Charging a capacitor without closing a circuit

Question

It might sound absurd but is it possible to charge a capacitor solely by connecting the positive terminal of a battery to one plate of the capacitor and the negative terminal of another identical battery with the other plate of the same capacitor?

I understand (partially) the following things:

1. Earthing may be required.
2. If earthing is not done then the circuit might have to be closed with a wire to allow current to flow.

I don't understand that (treat these as my questions):

1. Why is earthing required? If earthing is not done is a potential difference not present between the positive terminal of first battery and negative terminal of the second battery?

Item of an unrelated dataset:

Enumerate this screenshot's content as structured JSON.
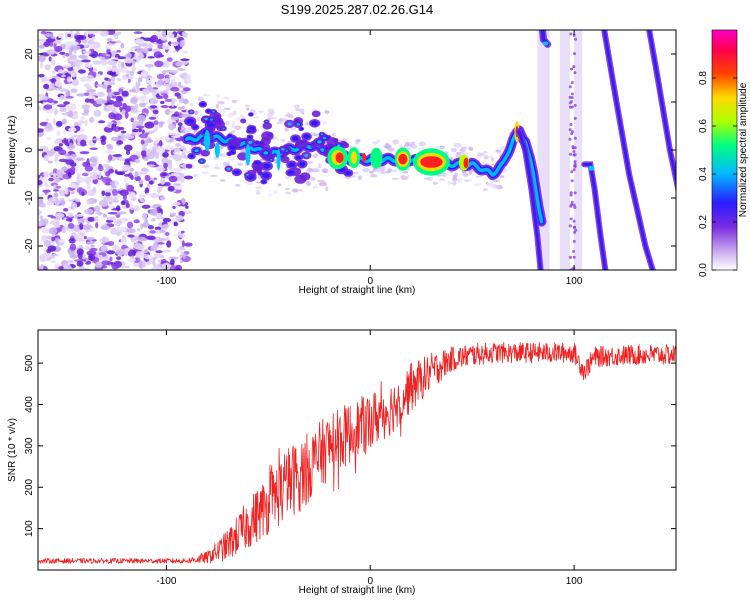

2. If the answer to 1 is true and a potential difference exists without the need of earthing (or closing the circuit) then the capacitor will acquire a charge because there exists a potential difference between the plates of the capacitor. For this purpose Where does the current come from in the open circuit and where does it go?

Answer 1

In order for a battery to charge a capacitor its positive terminal needs to pull electrons from one plate making it positively charged while the negative terminal has to push an equal number of electrons onto the other plate making it negatively charged. That takes work (energy) which comes from the chemicals between the battery terminals. If only one terminal of a battery is connected, the battery can’t supply the necessary energy to move electrons from one plate to the other.

Bottom line: a complete circuit involving both terminals of a battery is needed to charge the capacitor. The use of the two batteries, with no connection between them by earth or other means to form complete circuit, cannot supply the necessary energy.

Hope this helps.

Answer 2

You can't charge a capacitor to any meaningful extent this way. The reason is those unconnected nodes at the end.

Assume everything in the circuit starts out neutral. To put a charge on the capacitor, each battery would have to put an equal and opposite charge on the end nodes. That is the only way to conserve charge.

So how much charge can the battery shove onto the unconnected nodes? This is also a question about capacitance: how much charge $Q$ can a voltage $V$ put on the unconnected node? The answer is $CV$ where $C$ is the capacitance of the unconnected node and the wire leading, towards it. Essentially the wire and node act as one plate of an ad-hoc capacitor, wile other conductive objects (the ground, and/or the other terminal) act as the second plate. [1]

Remember that to make a capacitor with a high capacitance, the plates need to be close together and have a large area. Wires tend to have a small area, and let's assume the battery terminal is not especially close to any of these other conductive objects. So the ad-hoc capacitor scores badly on both counts. It is going to have a very small capacitance. The charges on the "real" capacitor and the ad-hoc capacitor are always equal, so will be limited by the charge on you can get onto the ad-hoc capacitor. That will prevent the real capacitor from fully charging... at least, assuming the "real" capacitor has a greater capacitance than the ad-hoc one. For example, if the real capacitor is 1000 times bigger than the ad-hoc capacitor, it will only get charged to 0.1% of full.

In many circuits, especially ones where the conductors are close together, like integrated circuits or multilayer PCBs, it is necessary to take this kind of capacitance into account. But if you are building the circuit out of human-scale wires and alligator clips, it isn't going to be significant, and the capacitor can be assumed not to charge until you actually connect those two end nodes.

[1] An object also has an intrinsic capacitance even if nothing is anywhere nearby. In practice, there's probably something nearby.